Home » Elon Musk’s Twitter takeover weighs down Tesla and Nasdaq

Elon Musk’s Twitter takeover weighs down Tesla and Nasdaq

by LLT Editor
27th Apr 22 11:47 am

Once considered incapable of doing anything wrong, tech superstars such as Alphabet are now shocking investors with news that growth can slow, and that they are susceptible to headwinds like any other business.

It’s put the fear into investors holding these stocks that the current reporting season will contain a mixed bag of news from the sector, hence the big sell-off in the tech-heavy Nasdaq index on Tuesday.

A key reason why Alphabet’s share price fell was a slowdown in YouTube’s advertising growth quarter-on-quarter. YouTube has recently been one of the big earnings drivers for the group with millions of people now treating it as a priority destination for content.
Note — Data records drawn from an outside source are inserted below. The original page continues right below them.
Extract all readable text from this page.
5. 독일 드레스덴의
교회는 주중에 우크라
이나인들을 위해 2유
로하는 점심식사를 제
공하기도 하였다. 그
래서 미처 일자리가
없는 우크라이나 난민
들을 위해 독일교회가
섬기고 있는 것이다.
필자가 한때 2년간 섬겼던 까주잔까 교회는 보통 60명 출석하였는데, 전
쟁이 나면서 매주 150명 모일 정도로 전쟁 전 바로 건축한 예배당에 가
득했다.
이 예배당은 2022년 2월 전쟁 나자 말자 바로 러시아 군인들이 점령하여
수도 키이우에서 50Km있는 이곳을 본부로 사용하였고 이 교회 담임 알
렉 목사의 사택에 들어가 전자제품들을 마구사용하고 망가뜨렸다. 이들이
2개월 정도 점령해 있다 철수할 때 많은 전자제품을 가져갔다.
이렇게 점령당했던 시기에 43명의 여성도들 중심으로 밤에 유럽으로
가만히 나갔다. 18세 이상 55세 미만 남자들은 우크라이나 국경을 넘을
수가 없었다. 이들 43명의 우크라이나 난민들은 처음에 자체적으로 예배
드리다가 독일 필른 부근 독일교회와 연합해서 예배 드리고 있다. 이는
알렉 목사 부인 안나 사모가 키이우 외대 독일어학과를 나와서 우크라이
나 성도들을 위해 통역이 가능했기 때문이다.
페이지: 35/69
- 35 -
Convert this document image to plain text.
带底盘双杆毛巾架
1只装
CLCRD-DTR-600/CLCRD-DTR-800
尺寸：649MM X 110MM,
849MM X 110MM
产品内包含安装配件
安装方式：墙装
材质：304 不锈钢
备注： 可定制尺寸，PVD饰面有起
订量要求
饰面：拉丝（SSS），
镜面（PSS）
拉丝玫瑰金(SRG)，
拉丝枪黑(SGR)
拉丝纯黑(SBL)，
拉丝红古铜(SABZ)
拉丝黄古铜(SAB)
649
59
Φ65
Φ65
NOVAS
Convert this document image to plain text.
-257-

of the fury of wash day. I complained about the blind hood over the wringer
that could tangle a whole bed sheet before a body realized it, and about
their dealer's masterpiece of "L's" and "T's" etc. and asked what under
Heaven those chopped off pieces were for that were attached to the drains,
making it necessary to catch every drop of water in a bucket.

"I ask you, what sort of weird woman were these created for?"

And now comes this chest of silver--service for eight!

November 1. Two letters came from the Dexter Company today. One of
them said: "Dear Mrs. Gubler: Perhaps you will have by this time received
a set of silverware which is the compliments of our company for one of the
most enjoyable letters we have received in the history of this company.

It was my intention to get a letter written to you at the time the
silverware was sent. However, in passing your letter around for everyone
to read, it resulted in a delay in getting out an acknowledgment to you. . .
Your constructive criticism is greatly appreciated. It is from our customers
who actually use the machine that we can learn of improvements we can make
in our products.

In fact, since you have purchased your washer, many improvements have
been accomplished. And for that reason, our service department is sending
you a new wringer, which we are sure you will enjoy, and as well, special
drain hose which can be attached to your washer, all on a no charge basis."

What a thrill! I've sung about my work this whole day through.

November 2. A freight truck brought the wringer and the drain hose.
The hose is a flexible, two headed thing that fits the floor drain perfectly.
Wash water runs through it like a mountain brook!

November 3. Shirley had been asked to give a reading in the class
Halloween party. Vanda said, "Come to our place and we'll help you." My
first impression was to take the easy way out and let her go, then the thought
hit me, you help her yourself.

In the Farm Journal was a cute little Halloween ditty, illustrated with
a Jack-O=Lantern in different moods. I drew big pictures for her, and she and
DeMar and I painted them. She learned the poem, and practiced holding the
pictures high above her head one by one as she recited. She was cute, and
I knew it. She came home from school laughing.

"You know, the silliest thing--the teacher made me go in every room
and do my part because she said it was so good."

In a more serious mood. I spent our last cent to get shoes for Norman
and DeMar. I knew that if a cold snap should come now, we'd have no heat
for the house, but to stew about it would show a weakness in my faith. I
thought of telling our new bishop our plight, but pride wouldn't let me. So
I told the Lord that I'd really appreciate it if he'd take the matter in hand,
“Microsoft’s results beat expectations across all the key metrics, but its shares still slipped. Fundamentally a good stock will struggle if a sector is out of favour, whereas bad stocks can thrive if a sector is in favour,” said AJ Bell’s Russ Mould.

“Apple, Amazon and Meta are next to report their earnings and investors seems to be braced for potential bad news. Apple and Amazon are heavily reliant on consumer spending and the current cost of living crisis has cast a dark cloud over how much money the public has spare to splash on non-essential items. Meta is heavily reliant on advertising spend so if YouTube is seeing weakness, it too might be suffering.